Is the Computer Fraud and Abuse Act Ripe for Reform?

A recent ruling raises questions regarding the Computer Fraud and Abuse Act (CFAA) and whether it needs to be reformed. The particular case, United States v. Nosal, upheld some of the charges against a man who used another individual’s password to access his former employer’s client database.

What is the Computer Fraud and Abuse Act (CFAA)?

The Computer Fraud and Abuse Act (CFAA) is a federal anti-hacking law passed in 1986 . It has been regularly criticized for overbroad definitions of crimes, harsh penalties, and the risk it poses to legitimate security research. As the Electronic Frontier Foundation has noted, “creative prosecutors have taken advantage of this confusion to bring criminal charges that aren’t really about hacking a computer, but instead target other behavior prosecutors dislike.

For Reason’s Scott Shackford, the United States v. Nosal ruling highlights why the CFAA needs reform.

Recent media attention towards the fact that the CFAA makes it a federal crime to access a computer system without authorization is a good thing. However, according to Shackford, the CFAA’s exact wording, which criminalizes any “unauthorized access” to a computer system or database as fraud, has been in place since 1986.
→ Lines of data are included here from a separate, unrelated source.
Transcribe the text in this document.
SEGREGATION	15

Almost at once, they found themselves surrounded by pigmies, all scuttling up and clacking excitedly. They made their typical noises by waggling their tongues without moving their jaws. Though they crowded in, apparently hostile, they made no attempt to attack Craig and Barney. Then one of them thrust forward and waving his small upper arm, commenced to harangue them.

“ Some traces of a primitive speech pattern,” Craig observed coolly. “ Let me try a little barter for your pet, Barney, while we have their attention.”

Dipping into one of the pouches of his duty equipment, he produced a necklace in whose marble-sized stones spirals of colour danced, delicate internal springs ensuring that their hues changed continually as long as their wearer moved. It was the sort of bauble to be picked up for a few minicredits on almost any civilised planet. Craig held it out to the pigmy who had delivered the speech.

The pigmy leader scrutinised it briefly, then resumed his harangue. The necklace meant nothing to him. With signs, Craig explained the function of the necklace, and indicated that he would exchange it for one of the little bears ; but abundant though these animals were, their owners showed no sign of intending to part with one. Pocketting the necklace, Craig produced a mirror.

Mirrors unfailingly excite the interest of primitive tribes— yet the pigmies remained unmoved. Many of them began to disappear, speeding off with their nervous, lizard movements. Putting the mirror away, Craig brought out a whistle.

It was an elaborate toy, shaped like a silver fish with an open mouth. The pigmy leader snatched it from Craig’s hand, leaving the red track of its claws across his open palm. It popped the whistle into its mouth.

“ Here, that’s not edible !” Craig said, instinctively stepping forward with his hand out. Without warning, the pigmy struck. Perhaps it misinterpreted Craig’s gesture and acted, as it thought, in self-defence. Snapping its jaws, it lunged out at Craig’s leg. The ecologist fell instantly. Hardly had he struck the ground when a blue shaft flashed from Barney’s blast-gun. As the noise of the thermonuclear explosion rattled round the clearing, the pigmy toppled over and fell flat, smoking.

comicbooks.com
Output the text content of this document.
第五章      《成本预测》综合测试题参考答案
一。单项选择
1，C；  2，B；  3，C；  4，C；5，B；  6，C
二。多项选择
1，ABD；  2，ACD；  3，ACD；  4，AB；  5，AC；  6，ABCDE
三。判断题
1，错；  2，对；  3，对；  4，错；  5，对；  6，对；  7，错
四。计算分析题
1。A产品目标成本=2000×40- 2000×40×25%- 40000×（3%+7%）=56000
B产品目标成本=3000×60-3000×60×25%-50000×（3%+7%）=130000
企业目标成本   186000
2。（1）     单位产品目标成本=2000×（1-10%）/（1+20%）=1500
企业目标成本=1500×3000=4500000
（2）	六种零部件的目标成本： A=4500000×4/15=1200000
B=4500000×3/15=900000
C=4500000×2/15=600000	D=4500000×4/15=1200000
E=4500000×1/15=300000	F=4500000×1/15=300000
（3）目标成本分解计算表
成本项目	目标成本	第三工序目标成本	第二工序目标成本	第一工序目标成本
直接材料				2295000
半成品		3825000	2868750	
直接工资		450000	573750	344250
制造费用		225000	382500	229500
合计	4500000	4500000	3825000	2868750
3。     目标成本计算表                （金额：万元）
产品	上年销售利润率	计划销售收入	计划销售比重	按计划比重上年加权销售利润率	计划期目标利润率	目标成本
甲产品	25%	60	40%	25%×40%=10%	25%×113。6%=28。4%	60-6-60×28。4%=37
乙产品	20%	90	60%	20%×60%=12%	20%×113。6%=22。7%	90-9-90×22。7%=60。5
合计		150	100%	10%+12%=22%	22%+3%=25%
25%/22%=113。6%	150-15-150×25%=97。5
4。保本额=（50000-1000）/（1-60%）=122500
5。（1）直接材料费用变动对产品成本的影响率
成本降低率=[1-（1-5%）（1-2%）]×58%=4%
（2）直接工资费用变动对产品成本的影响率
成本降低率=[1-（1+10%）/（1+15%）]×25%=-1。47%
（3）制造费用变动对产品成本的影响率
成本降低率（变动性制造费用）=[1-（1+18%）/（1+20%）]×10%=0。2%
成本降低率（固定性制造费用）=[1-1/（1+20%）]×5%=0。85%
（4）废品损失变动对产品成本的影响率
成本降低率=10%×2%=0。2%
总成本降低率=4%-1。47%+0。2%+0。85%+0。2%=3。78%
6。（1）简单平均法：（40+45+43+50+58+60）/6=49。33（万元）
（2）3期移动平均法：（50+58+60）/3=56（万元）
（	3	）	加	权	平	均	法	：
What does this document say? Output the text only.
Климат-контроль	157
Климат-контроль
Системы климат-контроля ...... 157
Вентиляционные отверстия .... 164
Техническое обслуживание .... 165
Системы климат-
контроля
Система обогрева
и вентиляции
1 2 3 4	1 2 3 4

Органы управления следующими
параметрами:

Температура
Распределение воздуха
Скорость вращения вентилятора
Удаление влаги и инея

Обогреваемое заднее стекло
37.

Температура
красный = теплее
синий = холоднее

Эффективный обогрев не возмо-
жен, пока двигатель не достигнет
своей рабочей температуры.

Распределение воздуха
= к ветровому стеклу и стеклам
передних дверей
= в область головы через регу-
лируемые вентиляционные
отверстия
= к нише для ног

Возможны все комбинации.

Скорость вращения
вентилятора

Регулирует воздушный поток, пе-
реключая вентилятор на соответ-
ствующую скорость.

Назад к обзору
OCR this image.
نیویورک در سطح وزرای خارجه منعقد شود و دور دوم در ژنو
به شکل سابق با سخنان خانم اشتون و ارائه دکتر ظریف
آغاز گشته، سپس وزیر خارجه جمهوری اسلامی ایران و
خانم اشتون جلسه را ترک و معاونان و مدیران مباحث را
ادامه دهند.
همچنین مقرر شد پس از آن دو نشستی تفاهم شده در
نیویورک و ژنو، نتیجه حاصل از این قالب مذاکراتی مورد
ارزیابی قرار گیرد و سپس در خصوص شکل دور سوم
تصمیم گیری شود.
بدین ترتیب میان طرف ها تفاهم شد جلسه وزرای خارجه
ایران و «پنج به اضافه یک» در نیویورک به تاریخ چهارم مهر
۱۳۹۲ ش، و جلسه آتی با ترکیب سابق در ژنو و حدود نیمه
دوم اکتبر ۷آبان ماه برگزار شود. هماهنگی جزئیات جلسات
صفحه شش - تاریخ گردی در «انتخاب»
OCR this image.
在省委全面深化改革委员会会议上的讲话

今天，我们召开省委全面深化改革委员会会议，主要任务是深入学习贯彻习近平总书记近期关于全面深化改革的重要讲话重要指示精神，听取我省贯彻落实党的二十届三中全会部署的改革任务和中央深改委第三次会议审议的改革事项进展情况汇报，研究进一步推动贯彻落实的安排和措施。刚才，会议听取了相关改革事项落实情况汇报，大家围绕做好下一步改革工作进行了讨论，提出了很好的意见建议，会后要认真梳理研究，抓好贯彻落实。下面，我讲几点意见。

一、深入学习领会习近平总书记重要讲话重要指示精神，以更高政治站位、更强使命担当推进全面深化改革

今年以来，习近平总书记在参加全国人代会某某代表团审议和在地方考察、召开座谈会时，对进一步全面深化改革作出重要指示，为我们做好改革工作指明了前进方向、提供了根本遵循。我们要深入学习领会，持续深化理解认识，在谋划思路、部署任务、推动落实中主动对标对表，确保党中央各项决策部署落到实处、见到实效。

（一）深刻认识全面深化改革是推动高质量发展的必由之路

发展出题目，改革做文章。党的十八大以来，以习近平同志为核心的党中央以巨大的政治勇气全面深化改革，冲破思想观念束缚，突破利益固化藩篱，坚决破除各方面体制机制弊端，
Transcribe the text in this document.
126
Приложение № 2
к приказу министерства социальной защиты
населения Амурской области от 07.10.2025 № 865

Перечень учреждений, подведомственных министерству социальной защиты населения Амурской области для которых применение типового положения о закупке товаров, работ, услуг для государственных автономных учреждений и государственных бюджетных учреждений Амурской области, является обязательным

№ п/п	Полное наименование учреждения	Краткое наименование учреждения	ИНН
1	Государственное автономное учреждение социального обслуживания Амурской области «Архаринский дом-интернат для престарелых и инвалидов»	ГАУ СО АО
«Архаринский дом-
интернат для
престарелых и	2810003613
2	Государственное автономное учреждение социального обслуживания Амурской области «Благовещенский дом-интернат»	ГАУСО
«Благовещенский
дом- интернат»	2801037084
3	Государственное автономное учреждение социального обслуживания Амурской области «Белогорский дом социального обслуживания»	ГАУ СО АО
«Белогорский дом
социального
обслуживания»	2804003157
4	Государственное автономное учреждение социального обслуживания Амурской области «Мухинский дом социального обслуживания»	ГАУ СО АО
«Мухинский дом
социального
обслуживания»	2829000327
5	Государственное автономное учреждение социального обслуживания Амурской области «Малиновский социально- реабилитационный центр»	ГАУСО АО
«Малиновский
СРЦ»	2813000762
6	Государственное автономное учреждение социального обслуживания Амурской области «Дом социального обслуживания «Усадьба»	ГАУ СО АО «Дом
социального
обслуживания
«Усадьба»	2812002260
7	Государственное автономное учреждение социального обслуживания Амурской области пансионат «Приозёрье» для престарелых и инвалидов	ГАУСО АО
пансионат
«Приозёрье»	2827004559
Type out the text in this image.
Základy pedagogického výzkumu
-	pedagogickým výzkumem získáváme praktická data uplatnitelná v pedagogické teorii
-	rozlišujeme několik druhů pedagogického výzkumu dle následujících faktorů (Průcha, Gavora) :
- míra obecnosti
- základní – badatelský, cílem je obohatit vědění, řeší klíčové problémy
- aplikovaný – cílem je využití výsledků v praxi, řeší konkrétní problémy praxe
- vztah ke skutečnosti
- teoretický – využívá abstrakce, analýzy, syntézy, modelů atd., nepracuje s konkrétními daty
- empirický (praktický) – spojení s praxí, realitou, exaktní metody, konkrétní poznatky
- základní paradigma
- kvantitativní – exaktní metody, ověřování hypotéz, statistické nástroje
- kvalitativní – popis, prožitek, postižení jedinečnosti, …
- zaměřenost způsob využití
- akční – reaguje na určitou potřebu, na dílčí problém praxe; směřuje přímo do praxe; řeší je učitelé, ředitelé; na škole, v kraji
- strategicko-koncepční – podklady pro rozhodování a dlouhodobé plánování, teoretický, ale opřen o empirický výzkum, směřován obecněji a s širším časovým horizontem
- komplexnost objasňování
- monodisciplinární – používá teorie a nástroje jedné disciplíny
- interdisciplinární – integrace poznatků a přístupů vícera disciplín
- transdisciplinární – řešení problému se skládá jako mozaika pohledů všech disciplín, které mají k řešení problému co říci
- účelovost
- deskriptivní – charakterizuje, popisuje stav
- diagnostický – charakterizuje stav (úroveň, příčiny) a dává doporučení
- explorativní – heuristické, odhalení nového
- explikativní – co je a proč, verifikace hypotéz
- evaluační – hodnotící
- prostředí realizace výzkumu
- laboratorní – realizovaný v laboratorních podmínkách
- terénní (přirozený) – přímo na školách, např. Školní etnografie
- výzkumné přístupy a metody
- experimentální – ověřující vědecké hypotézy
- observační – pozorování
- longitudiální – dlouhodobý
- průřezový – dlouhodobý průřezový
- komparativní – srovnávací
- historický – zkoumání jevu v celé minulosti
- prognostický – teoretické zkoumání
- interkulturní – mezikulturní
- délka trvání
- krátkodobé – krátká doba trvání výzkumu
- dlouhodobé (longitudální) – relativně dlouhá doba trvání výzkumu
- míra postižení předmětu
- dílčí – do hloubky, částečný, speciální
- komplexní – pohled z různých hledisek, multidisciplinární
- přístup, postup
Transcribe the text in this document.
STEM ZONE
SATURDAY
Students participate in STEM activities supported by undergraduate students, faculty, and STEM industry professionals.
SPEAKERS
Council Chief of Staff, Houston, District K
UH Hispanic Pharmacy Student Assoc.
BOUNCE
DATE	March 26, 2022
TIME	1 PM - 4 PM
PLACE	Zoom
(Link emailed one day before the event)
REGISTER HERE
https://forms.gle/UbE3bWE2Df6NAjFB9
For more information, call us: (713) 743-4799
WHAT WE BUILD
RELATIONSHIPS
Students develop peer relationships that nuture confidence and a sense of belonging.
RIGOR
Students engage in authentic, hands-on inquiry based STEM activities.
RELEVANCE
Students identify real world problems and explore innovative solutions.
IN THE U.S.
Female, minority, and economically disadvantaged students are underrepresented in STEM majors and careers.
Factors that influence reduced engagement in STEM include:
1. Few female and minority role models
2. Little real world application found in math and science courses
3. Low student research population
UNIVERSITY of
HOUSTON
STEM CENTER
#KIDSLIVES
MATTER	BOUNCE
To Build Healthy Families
Furthermore, the CFAA’s original purpose was to criminalize hacking into an account, not the voluntary exchange of a password to another person.

This overly broad interpretation of the law has prompted the ACLU to file a law suit against provisions in the statute that could be used to punish journalists and researchers trying to conduct normal and acceptable investigation techniques.

Concerns surrounding broad use of the CFAA, to prosecute individuals, like those Shackford highlights, relate to the growing issue of overcriminalization in the United States.